Could newly listed health supplements maker Oceania Natural be benefiting from the Blackmores effect?

Shares in the Auckland-based firm, which joined NZX's new NXT market last week, have soared since their March 31 listing, rising from an issue price of 64c to an intra-day peak of $2.65 on Tuesday.

They opened at $2.25 yesterday, giving the company a market capitalisation of $57.8 million. The shares are tightly held, with low liquidity exaggerating movements in the stock.

Still, the rally's been a boon on paper for the firm's chief executive and majority owner, Walker Zhong, more than tripling the value of his 62 per cent stake, which is locked in escrow until early 2018, from $10.2 million at listing to $35.9 million yesterday morning.


Watch: video of yesterday's Oceania Natural NXT listing ceremony:

See yesterday's stock takes listing with Oceania Natural's majority owner Walker Zhong.

The company manufactures and markets food and supplement products, mostly in China, sourced from New Zealand and the Cook Islands using manuka honey and noni fruit, sold under its Rich Garden branding.

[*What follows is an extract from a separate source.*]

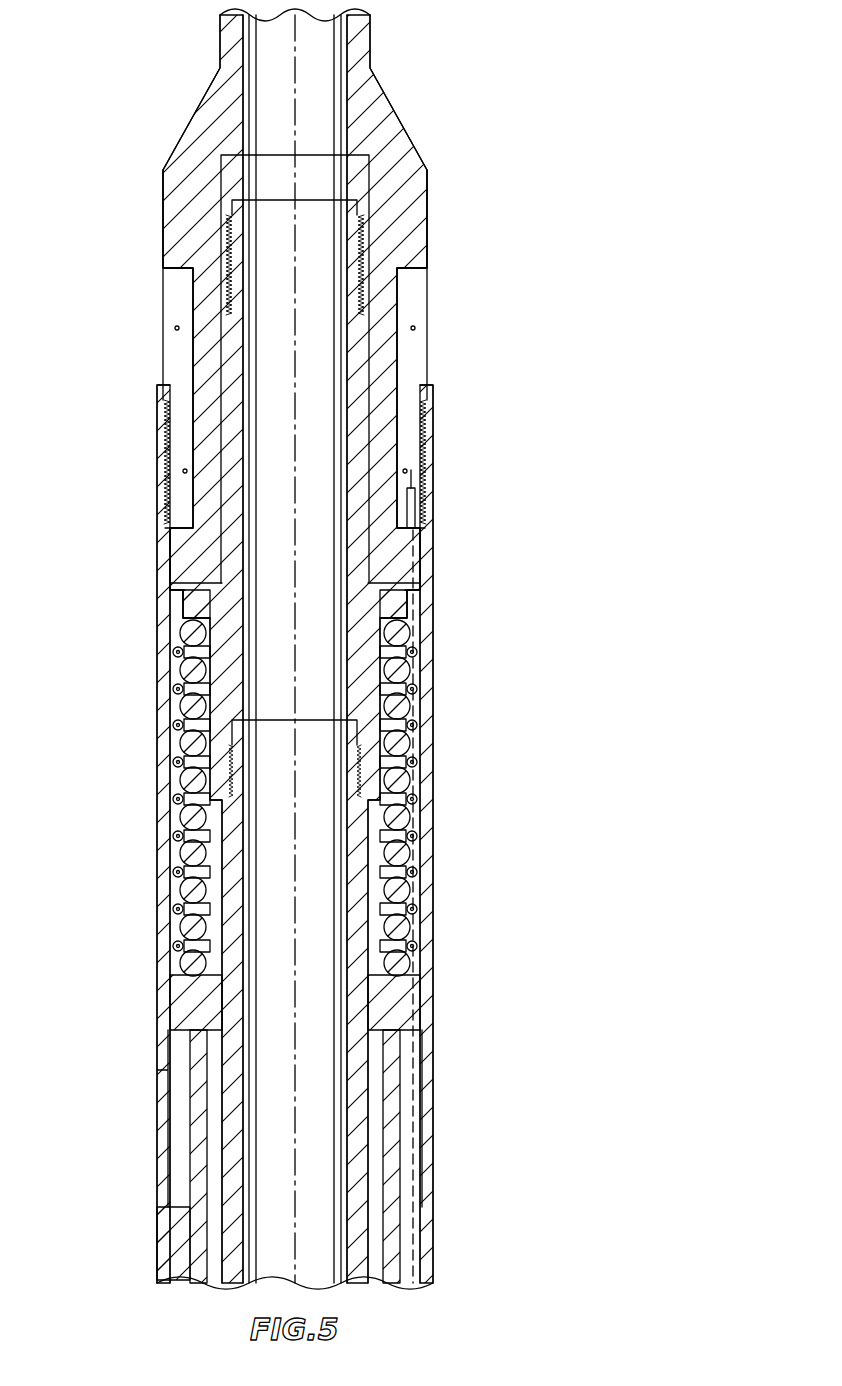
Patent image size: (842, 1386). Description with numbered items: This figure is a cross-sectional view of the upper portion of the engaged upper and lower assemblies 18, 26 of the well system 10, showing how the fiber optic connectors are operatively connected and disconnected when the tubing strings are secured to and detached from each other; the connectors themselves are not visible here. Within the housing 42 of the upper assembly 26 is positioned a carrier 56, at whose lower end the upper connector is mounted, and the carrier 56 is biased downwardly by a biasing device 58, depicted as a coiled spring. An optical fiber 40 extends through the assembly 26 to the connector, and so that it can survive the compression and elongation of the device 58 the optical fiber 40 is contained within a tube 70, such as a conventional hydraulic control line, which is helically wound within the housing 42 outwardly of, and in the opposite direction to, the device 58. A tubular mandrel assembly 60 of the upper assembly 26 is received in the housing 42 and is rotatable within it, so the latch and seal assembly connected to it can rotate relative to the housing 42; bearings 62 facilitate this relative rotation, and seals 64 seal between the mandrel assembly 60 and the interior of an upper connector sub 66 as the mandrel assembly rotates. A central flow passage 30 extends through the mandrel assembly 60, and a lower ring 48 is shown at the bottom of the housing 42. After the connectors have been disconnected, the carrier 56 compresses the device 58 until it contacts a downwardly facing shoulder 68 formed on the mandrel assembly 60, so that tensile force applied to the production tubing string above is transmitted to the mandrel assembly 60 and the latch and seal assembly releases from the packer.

The natural products export sector is very much in vogue with Australasian investors given strong Chinese demand for such products, which goes some way towards explaining the surge in Oceania's stock price.

ASX-listed Blackmores, for example, has become one of Australia's hottest stocks, gaining 230 per cent over the past year, to open at A$191.45 yesterday.

Shares in the biggest listed player in the natural products sector on this side of the Tasman, Comvita, have been having a strong run and the company is expected to enter the S&P/NZX50 index, where it would replace Diligent Corp if a takeover of the software firm goes ahead.

"It's definitely a hot space," Mark Devcich, head of research at Auckland's Pie Funds, said of the natural products sector.

But he questioned whether Oceania Natural's valuation was getting ahead of itself, given the company expected to report total revenue - including sales generated through third party channels - of only $3.4 million in the year to March 31, 2016, rising to $5.4 million in the following year.

"It's got some big expectations to support its valuation," Devcich said.


Risky play

Oceania is at the high end of the risk scale given the reliance it has on a market famous for its volatile regulatory environment, particularly when it comes to food products.

A strike of a pen in Beijing can spell disaster for such businesses, illustrated by the many small-scale New Zealand infant formula exporters who have gone bust in recent years following changes to import rules.

Asked about this during an interview following last week's listing, Zhong said: "That's our stress."

However, given his and others' backgrounds in the company - before moving to New Zealand in 2013 he held senior management roles in China with multinationals in the consumer goods space including PepsiCo and Tetra Pak - Oceania was well-placed to weather changes in the Chinese regulatory landscape.

"Sometimes they will change the regulations in China but we know how to deal with new regulations and how to control our risk."

Boost for NXT

Tim Preston, of NXT adviser CM Partners, says Oceania's market debut - which he was involved with - has been a "shot in the arm" for the new market that launched in the middle of last year.

"What has surprised us is the number of inquiries we've had off the back of that from other like-minded companies saying maybe NXT is a good option for us," he said.

Many questions have been asked about whether the new market, aimed at fast-growing firms in the $10 million to $100 million valuation range, will secure the listings it needs to become a success.

"A lot of the commentary around [NXT] since the listing of Oceania has been a lot more positive," Preston said. "I think that was what the market needed - it needed a shot in the arm from a good listing like this."